Voltaire's words, "I disapprove of what you say, but will defend to the death your right to say it" calls into question how free we are to say what we think.

J. K. Rowling has the courage to speak up about her fears of the break-up of the UK, in spite of the opposition and online trolls she receives. Is Rowling's stance all that dissimilar to that of teacher Samuel Paty, termed 'a quiet hero' last month by the French President, Emmanuel Macron. When he tried 'to instil democratic values in his pupils', he was killed.

I admire the late left-wing English journalist, Christopher Hitchens, who worked in America for three decades. His targets were Princess Diana, Mother Theresa and Christian and Islamic extremism.

Hitchens was the first to support Salman Rushdie, when Iran's Ayatollah pronounced a fatwa on him. Disapproved of by his Trotskyist friends when siding with Bush over the Iraq invasion because Saddam Hussein had committed genocide against the Kurds, Hitchens refused to criticise Bush's actions, admitting that what happened in the country afterwards was disastrously mismanaged.

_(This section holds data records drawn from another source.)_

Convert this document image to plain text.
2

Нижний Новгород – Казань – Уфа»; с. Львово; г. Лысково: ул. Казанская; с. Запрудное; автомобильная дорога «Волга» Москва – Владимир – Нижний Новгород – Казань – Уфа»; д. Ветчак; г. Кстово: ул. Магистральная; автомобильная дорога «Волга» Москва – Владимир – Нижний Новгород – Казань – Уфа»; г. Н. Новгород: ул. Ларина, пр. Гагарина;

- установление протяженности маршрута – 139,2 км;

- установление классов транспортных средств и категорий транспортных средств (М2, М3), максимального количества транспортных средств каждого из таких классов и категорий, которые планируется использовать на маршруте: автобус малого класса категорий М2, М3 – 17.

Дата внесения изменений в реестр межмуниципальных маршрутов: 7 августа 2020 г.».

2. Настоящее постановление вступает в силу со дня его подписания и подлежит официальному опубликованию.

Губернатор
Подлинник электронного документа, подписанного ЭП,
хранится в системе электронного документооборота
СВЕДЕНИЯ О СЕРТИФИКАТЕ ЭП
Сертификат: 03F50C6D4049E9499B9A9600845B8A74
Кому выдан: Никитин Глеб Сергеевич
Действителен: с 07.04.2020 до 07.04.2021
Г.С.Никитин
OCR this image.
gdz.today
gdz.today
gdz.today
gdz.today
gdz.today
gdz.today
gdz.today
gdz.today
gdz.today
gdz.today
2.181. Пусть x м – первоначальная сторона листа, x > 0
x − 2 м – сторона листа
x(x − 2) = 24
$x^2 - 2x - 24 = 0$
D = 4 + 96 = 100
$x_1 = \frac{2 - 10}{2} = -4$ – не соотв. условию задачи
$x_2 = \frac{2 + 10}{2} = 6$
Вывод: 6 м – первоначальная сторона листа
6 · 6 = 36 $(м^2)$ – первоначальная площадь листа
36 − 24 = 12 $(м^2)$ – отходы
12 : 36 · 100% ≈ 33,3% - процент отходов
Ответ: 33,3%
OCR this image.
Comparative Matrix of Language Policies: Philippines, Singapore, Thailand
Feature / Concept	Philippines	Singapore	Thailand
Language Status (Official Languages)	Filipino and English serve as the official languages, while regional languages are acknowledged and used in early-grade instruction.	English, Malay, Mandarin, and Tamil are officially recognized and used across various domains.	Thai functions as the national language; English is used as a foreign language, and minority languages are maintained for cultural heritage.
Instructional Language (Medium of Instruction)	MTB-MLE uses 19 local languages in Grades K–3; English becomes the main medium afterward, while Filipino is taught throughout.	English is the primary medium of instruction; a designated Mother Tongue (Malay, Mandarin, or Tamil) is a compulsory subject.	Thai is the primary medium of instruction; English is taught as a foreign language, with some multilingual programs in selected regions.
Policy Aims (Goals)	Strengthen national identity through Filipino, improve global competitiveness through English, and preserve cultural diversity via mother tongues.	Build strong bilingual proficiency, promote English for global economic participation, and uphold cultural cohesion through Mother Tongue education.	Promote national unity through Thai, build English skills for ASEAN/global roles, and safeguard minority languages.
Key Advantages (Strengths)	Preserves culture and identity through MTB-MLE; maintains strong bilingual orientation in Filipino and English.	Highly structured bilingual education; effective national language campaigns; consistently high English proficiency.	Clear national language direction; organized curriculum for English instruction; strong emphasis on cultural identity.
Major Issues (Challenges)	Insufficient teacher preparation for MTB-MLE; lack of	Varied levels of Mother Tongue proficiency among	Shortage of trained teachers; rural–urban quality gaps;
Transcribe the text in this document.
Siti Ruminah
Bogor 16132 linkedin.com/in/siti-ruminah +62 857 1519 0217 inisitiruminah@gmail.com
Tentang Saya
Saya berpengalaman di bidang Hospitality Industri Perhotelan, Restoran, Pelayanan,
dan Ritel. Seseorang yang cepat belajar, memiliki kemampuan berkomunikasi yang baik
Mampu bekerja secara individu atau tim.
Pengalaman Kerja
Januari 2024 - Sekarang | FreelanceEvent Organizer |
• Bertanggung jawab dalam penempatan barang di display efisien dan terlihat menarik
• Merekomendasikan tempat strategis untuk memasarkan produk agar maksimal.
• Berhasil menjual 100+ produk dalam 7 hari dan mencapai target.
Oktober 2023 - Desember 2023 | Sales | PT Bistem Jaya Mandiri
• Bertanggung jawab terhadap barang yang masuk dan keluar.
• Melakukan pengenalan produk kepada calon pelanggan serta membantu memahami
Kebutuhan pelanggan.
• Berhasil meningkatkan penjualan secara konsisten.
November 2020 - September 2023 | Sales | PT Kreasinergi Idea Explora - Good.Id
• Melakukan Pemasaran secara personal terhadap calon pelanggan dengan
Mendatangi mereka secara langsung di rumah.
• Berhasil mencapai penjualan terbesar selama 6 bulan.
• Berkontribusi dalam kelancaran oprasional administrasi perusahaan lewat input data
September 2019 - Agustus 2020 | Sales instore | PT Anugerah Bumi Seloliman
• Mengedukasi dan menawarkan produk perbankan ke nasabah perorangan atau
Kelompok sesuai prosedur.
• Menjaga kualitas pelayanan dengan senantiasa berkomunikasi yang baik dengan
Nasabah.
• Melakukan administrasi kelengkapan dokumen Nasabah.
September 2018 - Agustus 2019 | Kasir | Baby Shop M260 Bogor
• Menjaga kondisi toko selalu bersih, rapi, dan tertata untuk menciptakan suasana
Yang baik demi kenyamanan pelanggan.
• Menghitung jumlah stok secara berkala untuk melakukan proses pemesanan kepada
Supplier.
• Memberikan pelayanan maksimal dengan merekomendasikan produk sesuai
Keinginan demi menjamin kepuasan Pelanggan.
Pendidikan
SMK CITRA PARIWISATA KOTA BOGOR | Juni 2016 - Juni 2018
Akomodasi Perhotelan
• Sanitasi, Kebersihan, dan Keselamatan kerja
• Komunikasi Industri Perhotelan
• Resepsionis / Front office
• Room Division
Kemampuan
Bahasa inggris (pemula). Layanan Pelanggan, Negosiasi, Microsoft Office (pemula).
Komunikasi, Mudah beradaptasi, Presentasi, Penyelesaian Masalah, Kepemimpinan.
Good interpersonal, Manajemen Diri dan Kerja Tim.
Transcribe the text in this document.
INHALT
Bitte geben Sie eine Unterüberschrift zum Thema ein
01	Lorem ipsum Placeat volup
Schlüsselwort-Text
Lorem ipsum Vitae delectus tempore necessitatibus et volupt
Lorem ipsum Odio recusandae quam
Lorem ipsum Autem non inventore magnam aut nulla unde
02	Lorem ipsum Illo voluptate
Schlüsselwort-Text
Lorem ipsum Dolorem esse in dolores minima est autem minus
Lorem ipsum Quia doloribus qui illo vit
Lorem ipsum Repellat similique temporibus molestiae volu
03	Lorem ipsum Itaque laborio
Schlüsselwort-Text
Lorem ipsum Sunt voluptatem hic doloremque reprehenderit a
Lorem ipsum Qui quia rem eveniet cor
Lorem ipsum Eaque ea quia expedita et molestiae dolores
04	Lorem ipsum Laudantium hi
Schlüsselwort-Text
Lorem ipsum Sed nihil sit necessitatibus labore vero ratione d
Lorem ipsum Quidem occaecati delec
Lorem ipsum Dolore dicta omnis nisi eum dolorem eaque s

As for women in the arts, it's true that they are under-represented, but in some fields, like the novel, they have been prominent for a long time. Whether it's science, play-writing, exploration or politics, some women make it: Aphra Benn, 17th century dramatist, Marie Curie, scientist, Freya Stark, explorer, Margaret Thatcher, politician.

Could positive discrimination be the way forward towards equality or is that not just another application of diversity?

Last August, the first blue plaque to honour a woman of Indian origin was erected in London. She was Noor Inayat Khan, shot in 1944 at Dachau concentration camp. Chosen by Britain to work as a spy, she was parachuted into France after training with the F.A.N.Y.s (First Aid Nursing Yeomanry) in the Special Operations Executive

When I was a child, my mother told me about this special woman as, during WW2, she served in the Auxiliary Territorial Service, affiliated to the F.A.N.Y.s. I have admired Noor Inayat Khan for a long time but her gender and ethnicity are irrelevant to me.

All this virtue-signalling doesn't stop with the performing arts. We are now urged to practise (bio) diversity in the garden. If it's not Monty Don, it's Beechgrove, lecturing us on easing up on mowing the lawn to encourage insects, building a pond for wild life, leaving hidey-holes for wasps, hanging bird feeders and digging for… ..environmental victory, I suppose.

Exactly 400 years ago, the virtuous of England (some called them Puritans) legged it over the Atlantic on a ship called the Mayflower. Maybe today, Elon Musk could offer our 21st century equivalents, discount voyages to Mars.